In short order the carrier pigeons were brought back, the old system was reinstated, and new questions were being asked. There really was a boom in philosophy at that time. Newspaper headlines declared, “LONLINESS-BIRDS NOT CONNECTED!” “LOVE A HISTORICAL MYTH?” and “THE POETS LIED.” When they weren’t killing themselves, people were furiously sending pigeons back and forth, the optimists stating they’d felt something in fourth grade, and the pessimists in turn calling them softies and fabricators. Eventually, trying to calm the uproar, the king issued a statement claiming that, according to public record, love had existed as little as fifty years prior (though there was no information on its demise, and the evidence was scanty and unreliable). Most scholars believed it couldn’t have died since it wasn’t actually a living organism, so it must have simply moved on. As such, a young scientist was heading an expedition that coming Thursday, whose sole goal was finding it and bringing it back.

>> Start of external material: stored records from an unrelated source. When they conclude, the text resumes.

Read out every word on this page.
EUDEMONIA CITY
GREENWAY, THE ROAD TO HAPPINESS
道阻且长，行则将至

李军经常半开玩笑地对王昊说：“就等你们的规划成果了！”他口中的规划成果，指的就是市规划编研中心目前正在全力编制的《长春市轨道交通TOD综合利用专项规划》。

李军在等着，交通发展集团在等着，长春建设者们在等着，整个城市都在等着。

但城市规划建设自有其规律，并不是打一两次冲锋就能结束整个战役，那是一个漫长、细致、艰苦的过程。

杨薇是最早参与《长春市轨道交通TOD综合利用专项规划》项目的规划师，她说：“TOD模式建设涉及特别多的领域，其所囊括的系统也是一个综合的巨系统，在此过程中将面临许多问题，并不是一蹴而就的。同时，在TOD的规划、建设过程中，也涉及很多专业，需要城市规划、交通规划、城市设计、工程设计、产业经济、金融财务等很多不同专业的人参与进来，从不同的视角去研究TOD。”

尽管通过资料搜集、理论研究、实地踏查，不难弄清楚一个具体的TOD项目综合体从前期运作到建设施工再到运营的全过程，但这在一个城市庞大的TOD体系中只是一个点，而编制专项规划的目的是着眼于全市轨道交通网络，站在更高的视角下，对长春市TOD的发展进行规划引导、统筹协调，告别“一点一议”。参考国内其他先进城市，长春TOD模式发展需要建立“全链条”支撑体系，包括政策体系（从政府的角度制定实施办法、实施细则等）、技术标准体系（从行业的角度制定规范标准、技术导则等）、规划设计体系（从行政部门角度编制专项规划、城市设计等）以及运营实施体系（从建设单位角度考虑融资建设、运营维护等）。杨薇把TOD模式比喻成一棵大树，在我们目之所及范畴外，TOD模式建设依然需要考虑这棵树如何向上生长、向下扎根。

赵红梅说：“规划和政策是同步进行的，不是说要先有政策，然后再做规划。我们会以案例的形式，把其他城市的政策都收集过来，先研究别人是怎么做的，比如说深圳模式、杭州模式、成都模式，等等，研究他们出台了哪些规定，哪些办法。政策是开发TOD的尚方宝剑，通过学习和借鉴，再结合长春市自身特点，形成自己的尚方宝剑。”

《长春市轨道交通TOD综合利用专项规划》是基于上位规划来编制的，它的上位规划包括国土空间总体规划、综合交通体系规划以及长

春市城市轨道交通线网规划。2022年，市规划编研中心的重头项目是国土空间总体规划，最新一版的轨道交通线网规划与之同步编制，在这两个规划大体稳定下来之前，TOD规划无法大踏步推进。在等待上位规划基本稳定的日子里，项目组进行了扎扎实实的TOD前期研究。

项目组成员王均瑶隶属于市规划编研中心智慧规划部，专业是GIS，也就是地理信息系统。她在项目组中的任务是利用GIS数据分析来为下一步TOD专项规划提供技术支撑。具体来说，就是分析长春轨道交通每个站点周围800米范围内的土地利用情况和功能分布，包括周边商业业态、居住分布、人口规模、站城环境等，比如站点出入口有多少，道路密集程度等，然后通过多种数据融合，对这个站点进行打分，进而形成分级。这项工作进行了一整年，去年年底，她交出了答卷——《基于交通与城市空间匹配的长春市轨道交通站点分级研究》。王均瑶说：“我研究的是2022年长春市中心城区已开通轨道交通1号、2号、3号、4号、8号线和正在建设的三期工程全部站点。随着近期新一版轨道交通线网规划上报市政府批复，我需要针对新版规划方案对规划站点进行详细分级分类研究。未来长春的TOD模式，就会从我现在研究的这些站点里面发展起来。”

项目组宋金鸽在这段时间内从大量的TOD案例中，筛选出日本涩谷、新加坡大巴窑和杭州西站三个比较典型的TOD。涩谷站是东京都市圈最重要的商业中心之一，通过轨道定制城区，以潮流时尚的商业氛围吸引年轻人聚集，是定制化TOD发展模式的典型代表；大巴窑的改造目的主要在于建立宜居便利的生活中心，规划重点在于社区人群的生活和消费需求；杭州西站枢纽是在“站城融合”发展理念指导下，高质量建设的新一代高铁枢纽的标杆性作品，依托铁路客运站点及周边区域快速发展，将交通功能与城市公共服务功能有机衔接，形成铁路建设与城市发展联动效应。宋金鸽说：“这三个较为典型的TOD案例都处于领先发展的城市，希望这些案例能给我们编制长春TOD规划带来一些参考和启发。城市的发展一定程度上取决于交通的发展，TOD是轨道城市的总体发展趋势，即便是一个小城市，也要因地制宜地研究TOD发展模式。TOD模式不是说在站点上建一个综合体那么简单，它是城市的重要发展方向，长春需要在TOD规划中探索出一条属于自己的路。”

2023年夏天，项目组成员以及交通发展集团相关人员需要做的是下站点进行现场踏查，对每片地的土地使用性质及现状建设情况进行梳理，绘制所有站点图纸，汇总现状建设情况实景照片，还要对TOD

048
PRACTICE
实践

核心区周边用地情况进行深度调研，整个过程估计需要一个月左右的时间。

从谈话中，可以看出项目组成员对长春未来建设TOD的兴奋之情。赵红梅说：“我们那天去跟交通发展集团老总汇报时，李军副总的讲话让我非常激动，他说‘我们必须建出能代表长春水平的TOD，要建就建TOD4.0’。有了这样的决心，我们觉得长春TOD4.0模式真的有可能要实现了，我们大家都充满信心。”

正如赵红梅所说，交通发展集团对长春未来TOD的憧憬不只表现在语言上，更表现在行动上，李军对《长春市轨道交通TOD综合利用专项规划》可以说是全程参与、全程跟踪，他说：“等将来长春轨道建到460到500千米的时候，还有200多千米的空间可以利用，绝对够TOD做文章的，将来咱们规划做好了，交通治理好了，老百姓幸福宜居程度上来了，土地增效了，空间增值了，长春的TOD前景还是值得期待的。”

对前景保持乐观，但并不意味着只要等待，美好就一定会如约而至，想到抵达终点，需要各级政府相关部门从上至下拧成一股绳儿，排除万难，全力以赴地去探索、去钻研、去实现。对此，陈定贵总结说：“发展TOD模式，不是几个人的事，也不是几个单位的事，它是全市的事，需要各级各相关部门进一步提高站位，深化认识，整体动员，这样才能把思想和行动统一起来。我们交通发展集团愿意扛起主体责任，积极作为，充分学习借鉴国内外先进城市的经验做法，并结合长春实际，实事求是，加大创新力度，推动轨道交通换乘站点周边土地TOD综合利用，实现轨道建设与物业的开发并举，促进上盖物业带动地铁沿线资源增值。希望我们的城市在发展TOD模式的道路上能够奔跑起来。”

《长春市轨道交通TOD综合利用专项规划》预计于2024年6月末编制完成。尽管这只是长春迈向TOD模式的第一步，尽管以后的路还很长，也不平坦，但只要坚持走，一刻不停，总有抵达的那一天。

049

That morning when I woke up it was bright and sunny. I had decided the day before to watch the expedition leave in person, though I hadn’t left my building in quite some time. When I finally got outside I was surprised to find other equally pallid people milling around and squinting suspiciously in the sunlight. We were slowly herded down towards the river, where a large crowd was assembling before the docks. It really was like the old days, albeit with a lack of small children. The young scientist was heroically posed on the prow of a heavily laden ship, overseeing preparations, and despite his thick glasses and pale skin he looked somewhat dashing.
The king himself was standing on the dock, flanked by sweating unctuous officials, and as silver trumpets blared he untied the first lines from the pilings. The ship’s sails went up, and a spontaneous cheer burst from the crowd, a cheer so loud it startled the pigeons from their roosts and out into the sky, and as they flapped around in momentary confusion the eagles swooped in. They started snapping up the larger take-out pigeons first, and, when those became less and less numerous, began gorging on the carrier pigeons as well. And as the crowd kept cheering all the loose feathers started drifting down, in a sea of brilliant colors, like shower after shower of confetti. People were crying and laughing, old lovers were fornicating on the sidewalks, and the king was jumping up and down in jubilant excitement. But as I watched the ship sailing out towards the horizon, all I could feel was a nagging worry. When the ship finally disappeared, I was convinced it had fallen right off the edge of the world, that even as the crowd cheered and celebrated the young scientist was circling stars and distant planets, surrounded by inky black darkness, and we were still stuck here, alone, with each other.